Since Bay’s first fall in 2004, an innovative schedule has driven the student experience. Bay’s faculty and staff continue to innovate our schedule and program with attention to the educational watchwords of the 21st century: integrated, authentic, innovative, and flexible. Some of our primary goals include increasing opportunities for experiential, project-based, and interdisciplinary learning while maintaining our strengths in the acquisition of foundational skills and a reasonable pace to the year.
In 2018, after thorough research including input from parents and students, and review of dynamic schedule models from around the country, Bay launched Schedule 2.0, a new schedule that includes more expansive blocks of time for true 21st century learning with time for work off campus, opportunities to engage with experts in a given field, and the ability to focus on extended projects.
In a semester schedule, Immersives occur twice per year for three weeks at a time. In each of these three-week terms, one in January and one in late May/early June, students take a single academic course for a grade and credit, all day every day for three weeks. Known as “J-term” at the college level, these courses of extended study provide great variety and depth for students. Courses include a ninth grade course on immigration and the impact of economics, politics, geography, and society on a family's decision to emigrate; a tenth grade course in which students attempt to answer, "Why do we still read Shakespeare?," by exploring the themes and values from Shakespeare's works that permeate our world and partnering with theater professionals create their own adaptations "unbound" from historical context; a Buddhism course in which students study Buddhist teachings and philosophy, practice mindfulness and meditation, and visit local Buddhist communities to hear from practitioners; and, Mathematics of Democracy, in which students study current and proposed voting and representation schemes through a mathematical lens to understand how an individual or group can make decisions and impact policy.

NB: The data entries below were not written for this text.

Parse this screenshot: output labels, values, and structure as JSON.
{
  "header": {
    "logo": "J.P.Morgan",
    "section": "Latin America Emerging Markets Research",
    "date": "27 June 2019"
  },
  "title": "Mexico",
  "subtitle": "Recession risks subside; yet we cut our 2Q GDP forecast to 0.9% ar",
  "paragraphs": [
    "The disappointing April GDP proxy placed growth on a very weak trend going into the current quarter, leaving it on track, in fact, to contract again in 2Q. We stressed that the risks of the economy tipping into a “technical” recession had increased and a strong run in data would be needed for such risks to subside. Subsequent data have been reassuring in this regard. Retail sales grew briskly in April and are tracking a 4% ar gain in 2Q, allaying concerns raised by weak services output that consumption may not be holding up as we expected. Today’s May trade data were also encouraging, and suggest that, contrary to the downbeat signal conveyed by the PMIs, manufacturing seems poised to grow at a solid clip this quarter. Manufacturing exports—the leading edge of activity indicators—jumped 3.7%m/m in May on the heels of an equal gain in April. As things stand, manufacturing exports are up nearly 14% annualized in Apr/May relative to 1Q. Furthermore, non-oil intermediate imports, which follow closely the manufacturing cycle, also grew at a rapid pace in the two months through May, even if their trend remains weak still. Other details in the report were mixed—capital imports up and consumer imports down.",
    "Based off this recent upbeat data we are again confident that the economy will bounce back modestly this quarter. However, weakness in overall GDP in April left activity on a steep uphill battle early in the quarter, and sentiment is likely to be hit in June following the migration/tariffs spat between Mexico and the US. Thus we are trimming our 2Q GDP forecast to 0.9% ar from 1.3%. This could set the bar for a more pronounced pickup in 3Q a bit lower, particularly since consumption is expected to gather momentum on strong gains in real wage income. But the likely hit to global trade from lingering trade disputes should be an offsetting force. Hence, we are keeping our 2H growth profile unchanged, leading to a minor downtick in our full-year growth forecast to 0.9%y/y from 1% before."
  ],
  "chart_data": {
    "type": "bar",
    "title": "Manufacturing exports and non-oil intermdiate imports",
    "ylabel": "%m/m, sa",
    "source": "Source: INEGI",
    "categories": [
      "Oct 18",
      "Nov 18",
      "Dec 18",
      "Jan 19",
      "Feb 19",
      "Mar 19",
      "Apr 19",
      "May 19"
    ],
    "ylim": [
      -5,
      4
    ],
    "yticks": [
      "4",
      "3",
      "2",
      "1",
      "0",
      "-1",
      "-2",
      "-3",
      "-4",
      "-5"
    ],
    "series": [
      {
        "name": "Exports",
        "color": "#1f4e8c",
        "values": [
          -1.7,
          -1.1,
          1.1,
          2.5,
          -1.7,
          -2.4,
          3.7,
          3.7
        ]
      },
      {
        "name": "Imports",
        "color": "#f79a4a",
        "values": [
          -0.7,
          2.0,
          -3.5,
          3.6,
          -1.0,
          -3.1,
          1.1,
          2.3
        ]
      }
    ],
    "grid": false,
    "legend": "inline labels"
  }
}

Experience Immersives at Bay
Imagine learning about politics by meeting politicians, experiencing Shakespeare by creating your own films or staging your own play, understanding the history and ecology of our state through multi-day field trips and field research, or discovering more about science by conducting your own scientific research. Immersive courses are designed from the ground up to be unlike any academic course you have ever taken. They focus on experiences, and connecting, not on sitting still in class or memorizing “stuff.”
Go deep, get outside the classroom, and undertake ambitious projects and as you build, create, inquire, explore, and connect with others.
Frequently Asked Questions
What is an Immersive course?
An Immersive meets for the equivalent number of hours as a semester course. Each Immersive course carries the same academic weight as a semester course. The kinds of teaching and learning that occur in each term differ, but the academic richness is the same. Immersive courses are affiliated with academic departments — often in interdisciplinary ways — and fulfill graduation requirements in those departments just as a semester-long course does.
What kind of travel opportunities do you offer during Immersive terms?
Travel opportunities tend to be limited in most high school schedules by the fact that students are taking multiple courses at a time: travel must happen either during vacations, therefore often disconnected from academic learning, or during the term itself, pulling students away from class time in other courses. Immersives allow for a much better solution. Travel can be an integral part of an academic course without impacting a student’s other courses. A course on natural history can spend multiple days at a field research station in the Sierra. Students in a course on American culture can immerse themselves in communities outside of California. In keeping with Bay’s values, all courses are accessible to all students regardless of flexible-tuition status.
How does service learning factor into Immersive terms?
Teens need to be connected to communities outside their school’s walls and gain appreciation for their privilege and the value of helping others. Research has shown that one of the best ways to make service meaningful and impactful is to connect that learning deeply with a student’s academic coursework. We are excited to have the time during Immersive courses to get students off campus for service projects connected to their coursework. Whether learning about homelessness through internships, doing ecological restoration as they learn about hydrology, or performing their Shakespeare interpretations for middle schools or retirement homes, students engage with their communities.